Kenshin could do it with GPT-3.5 after he defeats every modern chess engine of course

bought Ṁ250 YES

Solve with Opus. So this will likely work with GPT5 too.

@jgyou That was with a specialized prompt right?

@Metastable I looked at the solution and it’s comically long and verbose for what the problem is. I’d be surprised if gpt 5 advanced so much over opus that it could do it from just the prompt in the image, as is required in this market.

@JureSmolar @Guuber3 Can you clarify what will be the input into the model - the image from the tweet or text string visible in the image?

@Metastable I’m reading it as the text in the image, I.e. the original gitlab problem. What I mean by my comments is that the current solutions don’t use the original problem as a prompt but rather an engineered one, which is very different from just the problem statement here. The solution from just the problem statement seems to me a much harder problem for a LLM to solve just based on its training data.
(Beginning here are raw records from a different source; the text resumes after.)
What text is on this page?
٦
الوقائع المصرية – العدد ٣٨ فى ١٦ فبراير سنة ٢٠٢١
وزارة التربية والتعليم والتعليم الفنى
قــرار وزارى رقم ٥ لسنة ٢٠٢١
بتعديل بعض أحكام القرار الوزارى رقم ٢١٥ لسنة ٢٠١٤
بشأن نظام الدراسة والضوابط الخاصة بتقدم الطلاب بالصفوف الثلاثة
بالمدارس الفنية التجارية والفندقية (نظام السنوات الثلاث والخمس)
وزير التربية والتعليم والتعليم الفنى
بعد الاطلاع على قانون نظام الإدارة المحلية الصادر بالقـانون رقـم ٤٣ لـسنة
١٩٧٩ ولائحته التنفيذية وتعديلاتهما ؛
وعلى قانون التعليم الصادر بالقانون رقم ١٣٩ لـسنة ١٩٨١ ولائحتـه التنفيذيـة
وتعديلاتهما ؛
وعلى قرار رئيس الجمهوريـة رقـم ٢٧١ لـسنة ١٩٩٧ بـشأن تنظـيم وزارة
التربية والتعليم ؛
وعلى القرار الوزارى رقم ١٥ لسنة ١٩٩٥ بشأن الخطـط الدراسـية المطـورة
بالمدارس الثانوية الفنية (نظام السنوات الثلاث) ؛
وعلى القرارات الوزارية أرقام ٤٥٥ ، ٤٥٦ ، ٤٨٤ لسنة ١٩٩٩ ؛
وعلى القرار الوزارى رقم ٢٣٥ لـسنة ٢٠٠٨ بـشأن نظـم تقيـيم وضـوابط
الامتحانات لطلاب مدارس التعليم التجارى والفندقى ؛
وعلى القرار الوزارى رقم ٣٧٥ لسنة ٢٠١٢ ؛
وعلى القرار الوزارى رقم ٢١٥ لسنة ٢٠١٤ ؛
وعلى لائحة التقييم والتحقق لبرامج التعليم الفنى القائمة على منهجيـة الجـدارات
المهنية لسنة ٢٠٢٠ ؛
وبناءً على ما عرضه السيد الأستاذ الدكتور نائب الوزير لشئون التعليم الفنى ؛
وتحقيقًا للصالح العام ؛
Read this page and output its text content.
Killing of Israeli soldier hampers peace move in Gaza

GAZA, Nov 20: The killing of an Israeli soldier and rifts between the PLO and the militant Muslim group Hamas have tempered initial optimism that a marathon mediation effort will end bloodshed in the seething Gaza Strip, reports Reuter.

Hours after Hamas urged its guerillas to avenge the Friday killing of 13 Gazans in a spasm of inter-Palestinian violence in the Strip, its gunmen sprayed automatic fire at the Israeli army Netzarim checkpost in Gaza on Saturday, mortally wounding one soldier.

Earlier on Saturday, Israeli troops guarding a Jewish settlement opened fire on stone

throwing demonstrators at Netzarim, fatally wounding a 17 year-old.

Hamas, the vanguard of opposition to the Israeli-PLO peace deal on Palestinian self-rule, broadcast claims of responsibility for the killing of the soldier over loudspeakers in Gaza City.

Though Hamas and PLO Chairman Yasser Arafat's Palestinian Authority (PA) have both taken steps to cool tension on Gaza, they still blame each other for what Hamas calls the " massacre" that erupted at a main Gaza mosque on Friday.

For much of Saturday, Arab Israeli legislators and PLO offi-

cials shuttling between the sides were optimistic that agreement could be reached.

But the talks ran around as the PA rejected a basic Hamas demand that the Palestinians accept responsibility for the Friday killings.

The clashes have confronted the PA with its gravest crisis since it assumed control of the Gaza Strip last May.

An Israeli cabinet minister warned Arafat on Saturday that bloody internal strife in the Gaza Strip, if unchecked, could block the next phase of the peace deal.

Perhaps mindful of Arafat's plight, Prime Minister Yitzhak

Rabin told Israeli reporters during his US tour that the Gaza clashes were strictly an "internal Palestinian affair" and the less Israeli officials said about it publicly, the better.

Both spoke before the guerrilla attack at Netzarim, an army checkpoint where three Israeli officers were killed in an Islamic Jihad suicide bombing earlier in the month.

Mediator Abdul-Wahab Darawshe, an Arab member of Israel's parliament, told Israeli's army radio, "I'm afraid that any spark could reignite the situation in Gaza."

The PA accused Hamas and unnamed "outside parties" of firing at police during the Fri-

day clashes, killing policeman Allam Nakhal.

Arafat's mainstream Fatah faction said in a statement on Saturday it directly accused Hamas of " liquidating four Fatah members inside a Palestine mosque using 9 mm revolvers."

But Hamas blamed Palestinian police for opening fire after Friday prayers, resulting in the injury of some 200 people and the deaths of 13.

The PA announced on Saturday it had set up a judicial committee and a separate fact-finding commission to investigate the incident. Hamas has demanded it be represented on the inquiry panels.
@Metastable The prompt will be the text from the image. GPT-5 has to be able to solve the problem(s) only from the description and the one example

opened a Ṁ1,500 YES at 50% order

Also, just in case there's no GPT-5

Limit order for YES up at 50%

"GPTs will never be able to compute a derivation in a (specific, simple) formal grammar" is certainly a hot take, but not one I expect to change anyone's mind when it inevitably turns out to be false.

I suspected current models have trouble with it partly because of the tokenizer, so I tried the same problem with the tokens changed to A,B,C and D and a few extra, helpful instructions and GPT-4 only made 1 mistake in step 2 which led to it having one more D (B#) in the result.